In prior art systems, boiler steam is injected directly into the accumulator water through steam spargers. The boiler steam passes through the distribution pipes and is sparged into the accumulator water where the thermal energy from the boiler steam is transferred to the water and the boiler steam is condensed. Typically the accumulator and the boiler steam discharge line are both interconnected to the same steam load, and the accumulator acts as an auxiliary source of steam when the load draws down the pressure in the common discharge line. When the accumulator is thus in use as an auxiliary steam source, both the boiler pressure and accumulator pressure are the same, thus no steam will flow from the boiler discharge into the accumulator.
In these prior art systems, as steam demand is reduced boiler discharge line pressure will again increase, and saturated water in the accumulator will stop flashing and the boiler will once again be able to commence recharging the accumulator. Thus there is an inherent time period during times of high steam demand and for a period of time thereafter when the boiler cannot recharge the accumulator. This time lag can be significant, and in practice has been found to be the limiting factor in some boiler and steam supply system design for food product steam peelers.
Another problem with conventional designs where the mechanism for the transfer of energy from the boiler steam to the accumulator water is sparging the gaseous steam through the accumulator water is that during draw down caused by high demand the sparging rate of boiler steam through accumulator condensate dramatically increases to the point where a gaseous path is created between the sparging point and the accumulator steam discharge point.

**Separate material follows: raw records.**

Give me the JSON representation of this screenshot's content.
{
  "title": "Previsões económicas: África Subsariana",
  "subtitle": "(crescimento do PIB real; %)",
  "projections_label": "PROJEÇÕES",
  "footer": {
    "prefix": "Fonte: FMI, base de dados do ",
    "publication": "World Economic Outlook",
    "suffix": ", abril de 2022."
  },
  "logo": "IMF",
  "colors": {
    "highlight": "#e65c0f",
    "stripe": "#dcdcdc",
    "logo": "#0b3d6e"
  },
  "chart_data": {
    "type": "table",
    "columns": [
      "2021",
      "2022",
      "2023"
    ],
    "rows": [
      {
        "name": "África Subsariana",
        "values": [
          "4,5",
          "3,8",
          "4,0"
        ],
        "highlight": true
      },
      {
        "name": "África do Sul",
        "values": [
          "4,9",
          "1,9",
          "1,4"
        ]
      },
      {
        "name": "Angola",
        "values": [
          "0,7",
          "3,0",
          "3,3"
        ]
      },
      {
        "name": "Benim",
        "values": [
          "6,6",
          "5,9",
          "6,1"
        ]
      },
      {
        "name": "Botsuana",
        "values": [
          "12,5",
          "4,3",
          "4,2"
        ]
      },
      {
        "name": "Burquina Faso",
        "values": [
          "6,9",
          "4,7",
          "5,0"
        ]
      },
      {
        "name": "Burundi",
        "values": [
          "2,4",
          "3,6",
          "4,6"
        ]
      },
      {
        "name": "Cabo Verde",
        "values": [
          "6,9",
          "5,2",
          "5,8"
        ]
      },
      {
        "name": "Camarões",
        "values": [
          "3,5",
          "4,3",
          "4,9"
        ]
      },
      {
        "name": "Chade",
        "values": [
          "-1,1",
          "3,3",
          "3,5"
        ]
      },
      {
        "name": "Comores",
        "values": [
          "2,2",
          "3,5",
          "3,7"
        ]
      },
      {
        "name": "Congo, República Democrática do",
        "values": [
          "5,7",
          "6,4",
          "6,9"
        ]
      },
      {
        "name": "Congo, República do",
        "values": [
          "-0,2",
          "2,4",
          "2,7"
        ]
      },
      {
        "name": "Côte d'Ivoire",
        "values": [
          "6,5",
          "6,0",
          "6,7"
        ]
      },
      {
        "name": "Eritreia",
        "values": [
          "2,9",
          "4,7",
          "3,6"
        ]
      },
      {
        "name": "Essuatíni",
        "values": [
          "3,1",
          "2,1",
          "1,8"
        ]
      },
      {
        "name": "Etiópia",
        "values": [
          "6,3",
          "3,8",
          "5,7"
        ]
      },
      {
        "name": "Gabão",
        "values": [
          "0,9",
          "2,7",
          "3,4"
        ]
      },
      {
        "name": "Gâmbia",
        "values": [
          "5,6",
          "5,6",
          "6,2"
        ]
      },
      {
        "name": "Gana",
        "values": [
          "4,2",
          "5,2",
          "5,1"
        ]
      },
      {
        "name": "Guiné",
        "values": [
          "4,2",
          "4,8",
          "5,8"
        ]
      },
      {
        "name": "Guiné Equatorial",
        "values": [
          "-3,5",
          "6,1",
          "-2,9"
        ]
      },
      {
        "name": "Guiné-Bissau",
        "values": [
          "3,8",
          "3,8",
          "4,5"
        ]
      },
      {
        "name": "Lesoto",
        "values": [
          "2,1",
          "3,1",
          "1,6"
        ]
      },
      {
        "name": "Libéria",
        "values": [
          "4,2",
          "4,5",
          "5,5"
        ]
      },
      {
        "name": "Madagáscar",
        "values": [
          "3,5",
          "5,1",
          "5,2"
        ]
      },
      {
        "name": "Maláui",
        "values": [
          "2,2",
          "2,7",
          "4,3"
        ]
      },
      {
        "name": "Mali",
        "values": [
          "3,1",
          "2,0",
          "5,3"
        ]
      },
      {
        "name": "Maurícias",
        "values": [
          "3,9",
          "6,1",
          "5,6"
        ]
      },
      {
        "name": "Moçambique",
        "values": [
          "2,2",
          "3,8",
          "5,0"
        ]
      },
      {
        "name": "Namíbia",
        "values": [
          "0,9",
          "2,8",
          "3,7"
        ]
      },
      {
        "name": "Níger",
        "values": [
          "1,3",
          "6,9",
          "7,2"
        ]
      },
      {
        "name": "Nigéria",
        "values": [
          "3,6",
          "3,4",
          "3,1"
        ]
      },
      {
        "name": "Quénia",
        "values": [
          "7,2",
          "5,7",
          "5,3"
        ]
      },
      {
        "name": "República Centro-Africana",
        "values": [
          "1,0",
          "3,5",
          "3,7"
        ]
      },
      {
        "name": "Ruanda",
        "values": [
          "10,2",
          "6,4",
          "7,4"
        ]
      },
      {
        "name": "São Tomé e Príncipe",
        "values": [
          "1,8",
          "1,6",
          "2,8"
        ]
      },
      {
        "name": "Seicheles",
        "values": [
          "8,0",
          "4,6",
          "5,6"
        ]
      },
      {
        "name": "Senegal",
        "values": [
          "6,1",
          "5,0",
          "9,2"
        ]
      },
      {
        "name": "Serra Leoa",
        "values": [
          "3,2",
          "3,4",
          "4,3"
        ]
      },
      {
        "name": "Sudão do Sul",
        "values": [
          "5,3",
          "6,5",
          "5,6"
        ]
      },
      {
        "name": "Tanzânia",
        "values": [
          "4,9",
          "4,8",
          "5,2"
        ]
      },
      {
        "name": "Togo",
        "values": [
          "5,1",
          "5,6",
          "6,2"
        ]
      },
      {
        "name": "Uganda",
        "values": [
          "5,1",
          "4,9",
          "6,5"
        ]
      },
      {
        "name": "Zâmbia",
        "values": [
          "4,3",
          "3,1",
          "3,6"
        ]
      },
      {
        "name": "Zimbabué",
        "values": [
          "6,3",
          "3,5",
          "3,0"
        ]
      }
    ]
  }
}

In effect, the boiler steam forms its own pathway directly through the accumulator water, this reduces the rate of transfer of energy from the boiler steam to the accumulator water. In practice it has been found that this results in a poor distribution of injected thermal energy within the accumulator water to the point where there are cold and hot spots. This results in an additional increase in accumulator recharge time since convection flow must be reestablished within the accumulator for good mixing.
If the steam load is averaged over time, and it has a slow changing average load, as it is in food processing applications, then it would be better to have a steam supply system wherein the boiler is isolated from the pressure draw down resulting from cyclic load so that the boiler can operate in a steady state configuration. This would result in improved operation of the boiler and a more equal matching of boiler capacity to total average steam load, thus eliminating the need of oversized boilers.
Accordingly, it is an object of this invention to provide an open loop steam supply system wherein there is effective, but de facto, isolation of the boiler discharge line from the steam load. It is another object of this invention to provide an accumulator wherein the energy from the boiler steam is transferred to the accumulator water through conductive heat transfer surfaces of combination heat exchanger and sparge pipes as opposed to direct contact condensation of sparging boiler steam, thus eliminating the formation of gaseous pathways through the accumulator water during periods of high demand.